Ce 7 août 2025 , le Conseil constitutionnel a jugé conforme la réforme du mode de scrutin pour Paris, Lyon et Marseille. On l’a bien compris : ce n’est pas une simple modification technique, mais une véritable révolution institutionnelle qui transformera radicalement la gouvernance de notre cité phocéenne.

Double vote, Double jeu politique
Désormais, nous voterons deux fois lors d’un même scrutin – pour leur conseil d’arrondissements et pour le conseil municipal central. La prime majoritaire est réduite de 50% à 25% : le pouvoir municipal sera fragmenté et favorisera des alliances entre formations politiques opposées. Le conseil municipal passera de 101 à 111 membres, diluant davantage le pouvoir de la liste arrivée en tête.

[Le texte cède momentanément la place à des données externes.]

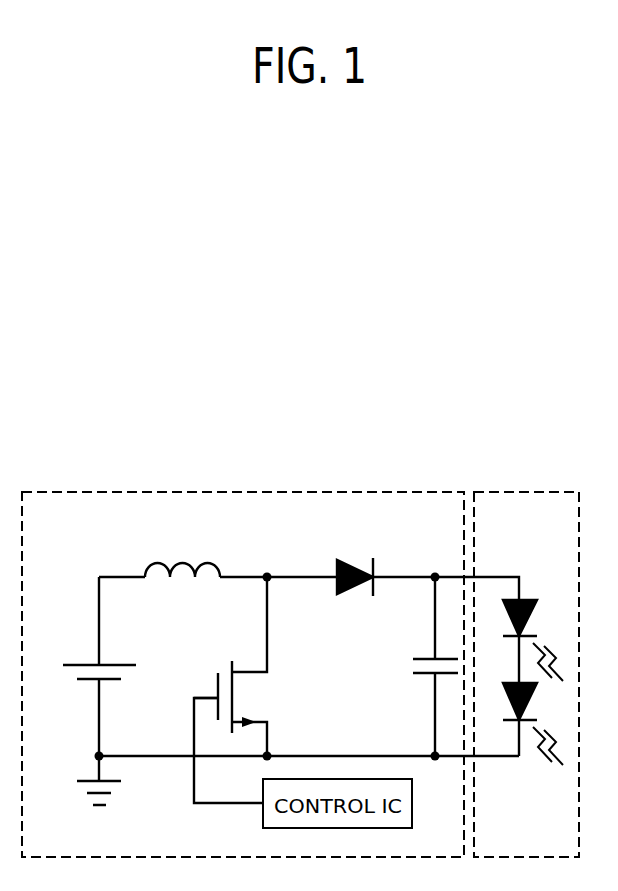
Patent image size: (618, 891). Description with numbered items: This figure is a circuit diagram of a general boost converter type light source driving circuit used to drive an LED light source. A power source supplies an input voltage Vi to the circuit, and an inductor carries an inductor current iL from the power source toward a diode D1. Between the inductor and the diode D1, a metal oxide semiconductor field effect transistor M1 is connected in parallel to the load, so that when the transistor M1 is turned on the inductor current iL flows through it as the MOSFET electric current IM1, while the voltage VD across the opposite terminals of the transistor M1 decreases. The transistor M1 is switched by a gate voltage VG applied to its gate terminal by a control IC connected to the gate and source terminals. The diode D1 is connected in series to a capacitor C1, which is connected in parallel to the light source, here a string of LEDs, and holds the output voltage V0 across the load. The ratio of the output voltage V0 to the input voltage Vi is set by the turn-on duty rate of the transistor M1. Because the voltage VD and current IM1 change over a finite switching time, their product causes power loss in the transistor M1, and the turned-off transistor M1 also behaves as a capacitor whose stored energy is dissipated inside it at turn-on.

The input voltage Vi is at (86, 691).
The inductor current iL is at (196, 549).
The drain voltage VD is at (269, 560).
The metal oxide semiconductor field effect transistor (MOSFET) M1 is at (253, 690).
The gate voltage VG is at (200, 678).
The MOSFET electric current IM1 is at (297, 680).
The diode D1 is at (355, 560).
The capacitor C1 is at (420, 666).
The output voltage V0 is at (533, 645).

Double vote, double facture
Ainsi de 225 conseillers municipaux et conseillers d’arrondissements actuellement, dont 101 siégeant au conseil municipal, la nouvelle configuration passera à 414 le nombre d’élus – 111 conseillers municipaux distincts plus 303 conseillers d’arrondissements- , soit une augmentation de 84%. Plus d’élus, plus de coûts. À l’heure où chaque euro compte pour nos écoles, nos transports et notre sécurité, est-ce la priorité de Marseille ?
Une nouvelle carte qui redessine les rapports de force
Désignation des secteurs | Arrondissement constituant les secteurs | Nombre de sièges de conseillers d’arrondissements |
1er | 1er et 7e | 25 |
2e | 2e et 3e | 27 |
3e | 4e et 5e | 33 |
4e | 6e et 8e | 42 |
5e | 9e et 10e | 47 |
6e | 11e et 12e | 43 |
7e | 13e et 14e | 53 |
8e | 15e et 16e | 33 |
La redéfinition des secteurs risque d’amoindrir la représentation du cœur de Marseille, pourtant durement touché socialement et économiquement, au profit des périphéries. Rééquilibrage ou nouveau déséquilibre territorial ?

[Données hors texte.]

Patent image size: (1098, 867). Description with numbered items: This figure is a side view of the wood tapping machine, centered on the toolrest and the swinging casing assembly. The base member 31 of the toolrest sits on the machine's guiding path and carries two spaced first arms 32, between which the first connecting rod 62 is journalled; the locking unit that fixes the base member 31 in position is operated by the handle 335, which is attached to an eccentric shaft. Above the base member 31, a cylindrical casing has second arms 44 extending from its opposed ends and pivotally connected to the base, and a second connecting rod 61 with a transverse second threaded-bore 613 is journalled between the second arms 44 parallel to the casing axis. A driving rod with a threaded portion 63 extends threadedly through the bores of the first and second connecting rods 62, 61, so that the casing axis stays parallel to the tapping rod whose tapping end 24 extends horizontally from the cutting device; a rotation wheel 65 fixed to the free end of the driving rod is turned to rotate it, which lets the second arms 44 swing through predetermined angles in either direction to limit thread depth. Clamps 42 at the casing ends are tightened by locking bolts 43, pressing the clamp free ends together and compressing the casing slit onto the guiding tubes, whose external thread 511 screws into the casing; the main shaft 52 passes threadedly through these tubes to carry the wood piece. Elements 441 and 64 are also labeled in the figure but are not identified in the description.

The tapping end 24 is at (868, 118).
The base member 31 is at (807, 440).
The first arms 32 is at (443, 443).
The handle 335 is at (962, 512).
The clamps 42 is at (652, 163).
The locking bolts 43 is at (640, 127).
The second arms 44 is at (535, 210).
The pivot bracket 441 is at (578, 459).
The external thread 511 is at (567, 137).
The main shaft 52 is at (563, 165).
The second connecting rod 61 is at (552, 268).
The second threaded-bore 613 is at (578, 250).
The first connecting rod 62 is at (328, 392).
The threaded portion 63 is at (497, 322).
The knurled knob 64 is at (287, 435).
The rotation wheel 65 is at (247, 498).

Millefeuille administratif, encore plus épais
Exemple concret. Cet été, un violent incendie s’est déclaré en bordure d’autoroute entre Marseille et Les Pennes-Mirabeau. S’est alors reposé une question quotidienne : qui est responsable ? Qui est responsable de l’entretien et du débroussaillage de cette zone ? Métropole, Ville, Département, Dirmed… ? Pendant que les Marseillais et les pompiers affrontent l’urgence, la responsabilité reste floue.
Pour un nid-de-poule, un dépôt sauvage ou un trottoir insalubre, c’est déjà le ping-pong des compétences. Et voilà que la réforme ajoute une couche : 414 élus, deux scrutins, des instances supplémentaires – la gouvernance devient plus opaque. Le Marseillais se retrouve encore plus ballotté entre les différentes administrations.
Des mairies de secteur, pour faire quoi ?
On nous annonce une « conférence des maires » en gage démocratique. Mais à quelques mois des élections, nul ne sait précisément quelles seront les compétences, les budgets, les moyens humains des futurs maires de secteur. Sans transferts clairs et pérennes de moyens, cette conférence ne sera qu’une chambre d’écho. La proximité se finance, se dote de pouvoirs et se contrôle.
Une réforme imposée, des citoyens écartés
Décidée à Paris, validée sans concertation locale. On parle de « démocratisation nécessaire ». Mais n’est-ce pas paradoxal d’imposer une réforme démocratique sans consulter celles et ceux qui la font vivre. Les Marseillaises et les Marseillais avaient droit à un débat, à des simulations, à des garanties sur les coûts et l’efficacité.
Adoptée … mais des questions demeurent
Qui va payer pour ces élus supplémentaires ? Comment justifier cette dépense face aux besoins urgents de nos quartiers? Pourquoi complexifier un système déjà peu lisible, au risque d’aggraver l’abstention ? Cette réforme profite-t-elle aux marseillais ?
Les futurs élus devront faire preuve de lucidité et de courage : transformer cette complexité imposée en vraie proximité. Il faudra trouver la bonne méthode, être pragmatique pour que cette réforme devienne une opportunité plutôt qu’un nouveau labyrinthe administratif.